# Show Mouse Weight



## Cheshire Gleam (Aug 15, 2016)

I've been skimming around and just reading stuff, when I came across a wiki article on fancy mice. Granted, it is wiki, so it could be wrong but I couldn't believe it when I saw it! It states that some show fancy mice can weight up to 130 grams. My male syrian hamster weights 154 grams and is quite huge. To think a mouse could be almost as big as him is a little shocking. Can a show mouse really get this massive?


----------



## Lilly (Nov 21, 2015)

I haven't seen any in the US that reach that weight, wouldn't surprise me if a pew show mouse can reach that age


----------



## Cheshire Gleam (Aug 15, 2016)

I'd just never heard of them getting so large. I know UK stock is a lot bigger than the stock over here, but I didn't realize by that much. Can't wait to go there someday and see all the massive mice!


----------



## Lilly (Nov 21, 2015)

I thought 70-80g was considered a quite large patterned buck over here, pew would be bigger but not sure the exact weight... obviously meant weight not age...


----------



## Cheshire Gleam (Aug 15, 2016)

My largest mouse is only 46 grams, most of them being between 35-43 grams. Haven't ever seen anything much bigger since it's always a pet store that I'm in. Is 70-80 grams common for really nice show quality in the US?


----------



## RoseSpice (Oct 24, 2016)

My currently nursing female is at 40, and I can't imagine her being that big. O.O


----------



## Lilly (Nov 21, 2015)

My heaviest bucks are mid 60's but they are splash/c-dilutes chosen for pattern so are a lot smaller than show pink eyed selves can be.

When you say show mice though it varies a ton, some marked/patterned varieties like hereford tend to be a lot smaller and probably 40g ish whereas the pink eyed selfs are almost always a lot bigger.

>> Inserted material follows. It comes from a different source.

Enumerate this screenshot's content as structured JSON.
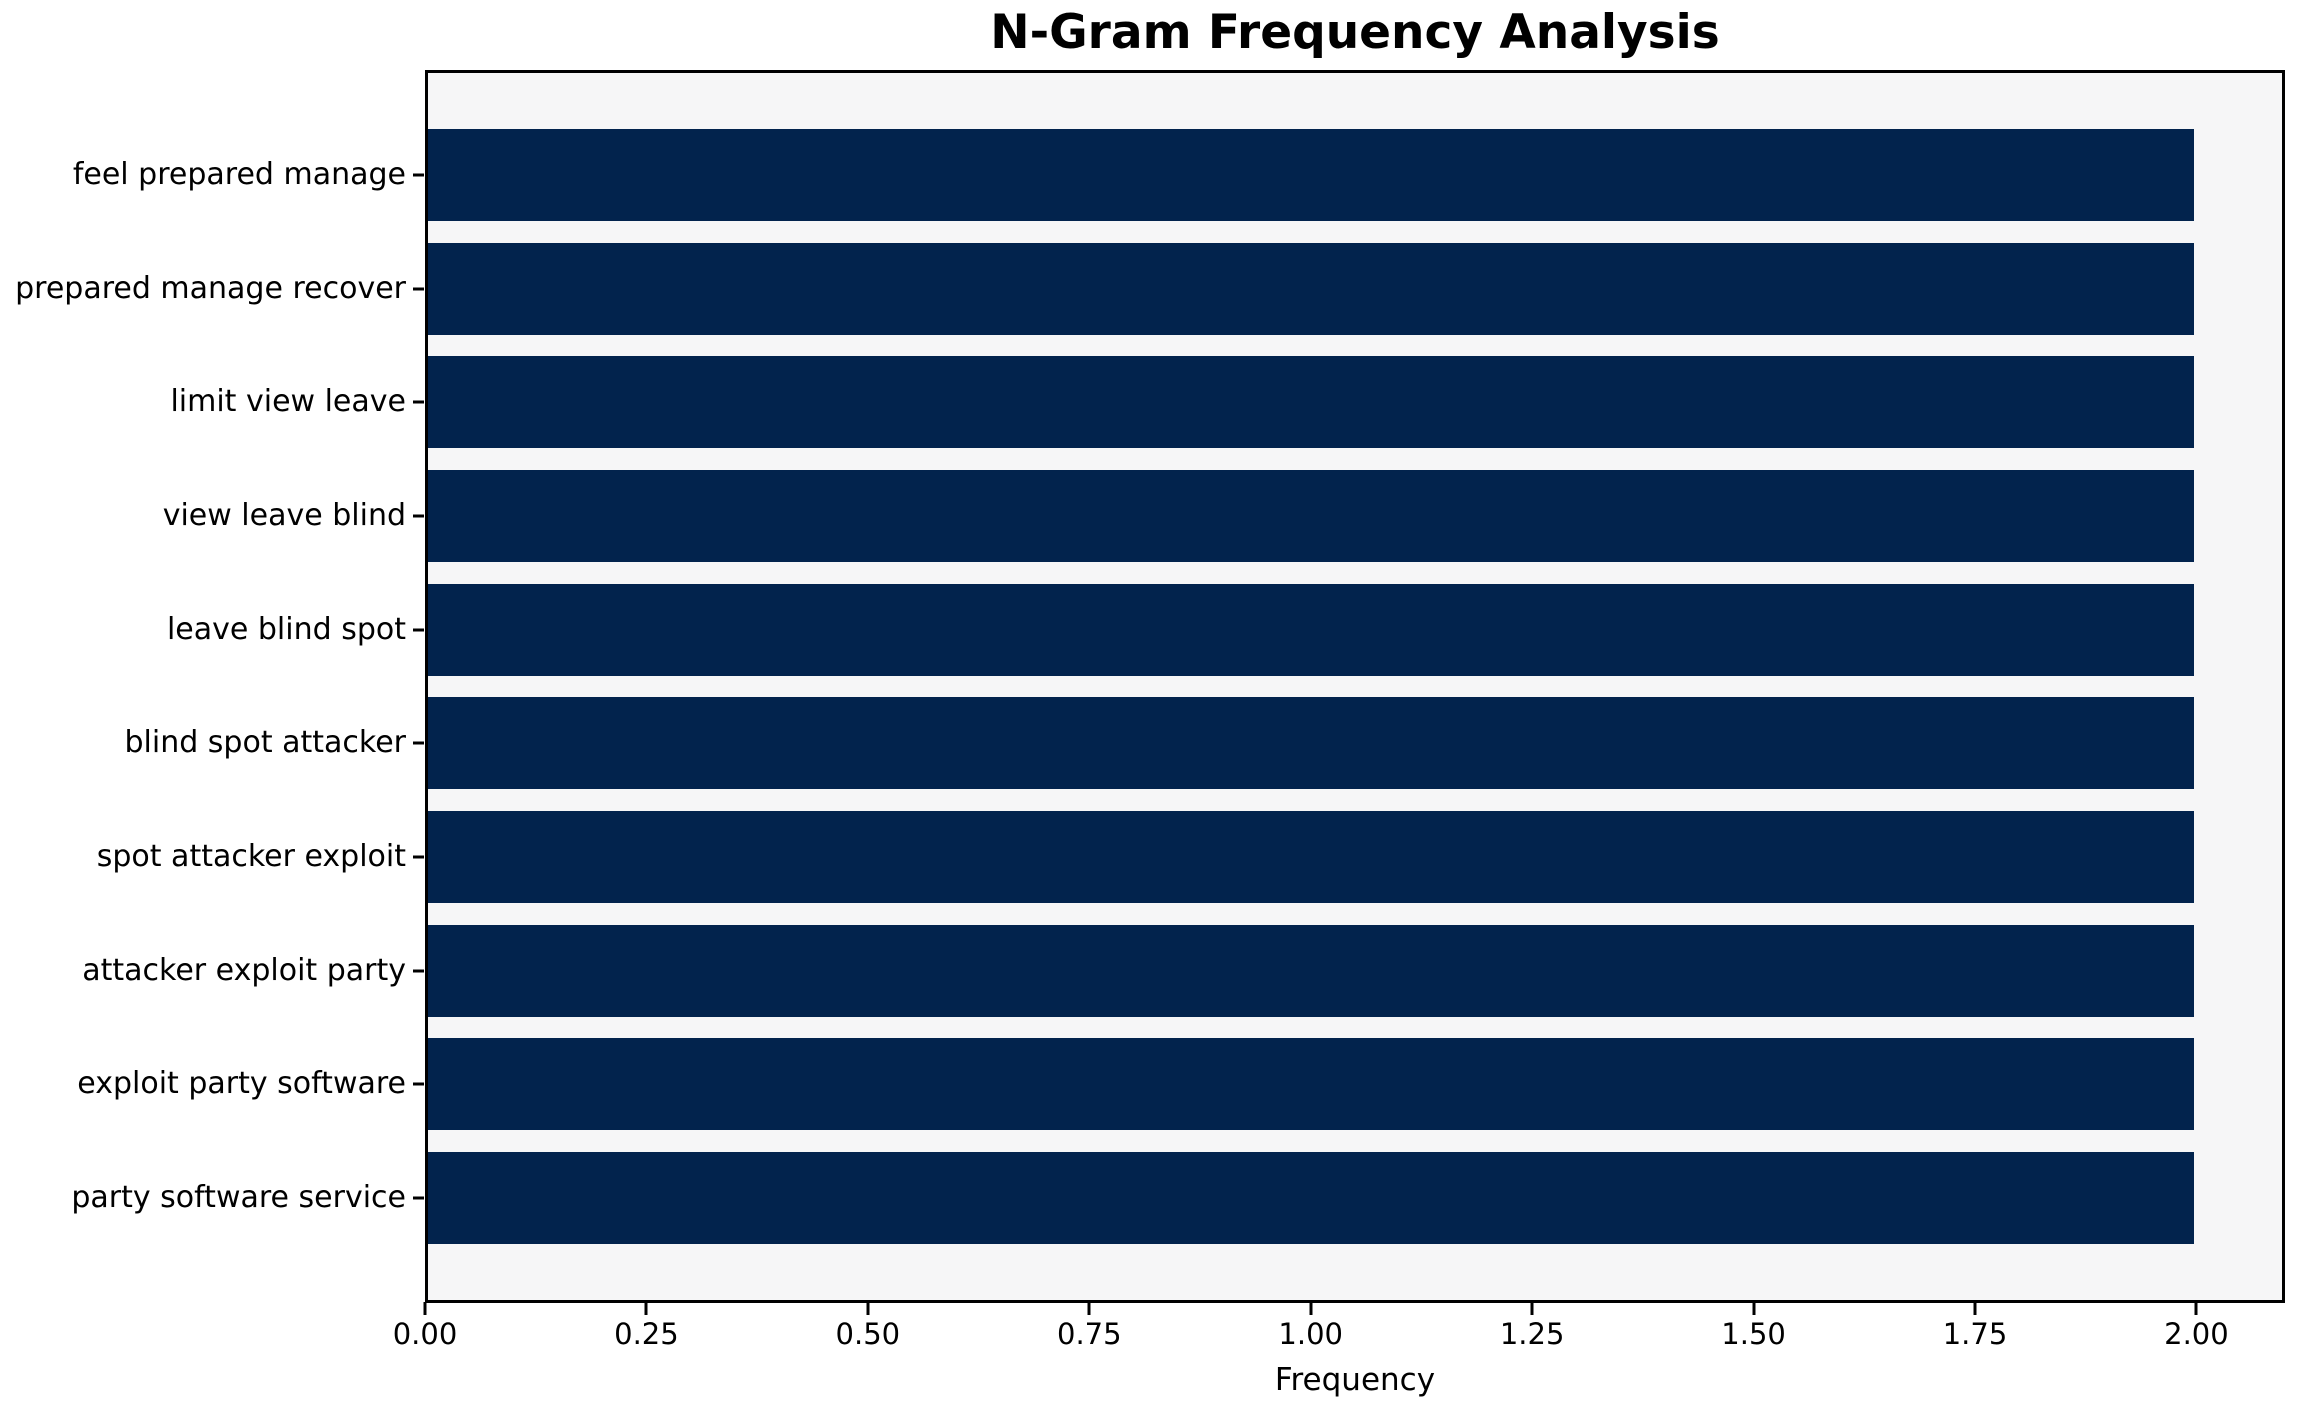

Black eyed selfs also are in general smaller than the pink eyed ones with black being pretty small in comparison to the pew


----------



## Cheshire Gleam (Aug 15, 2016)

Yeah, I hadn't thought of that. I'm sure breeding for good markings/patterns can comprise type, too. Challenge is part of the fun though. Anyway, it's neat some varieties can get that huge! Learning something about the hobby everyday.


----------



## Lilly (Nov 21, 2015)

PEW are generally the biggest because you don't have to worry about the correct color with them so can focus on size/type a lot more.


----------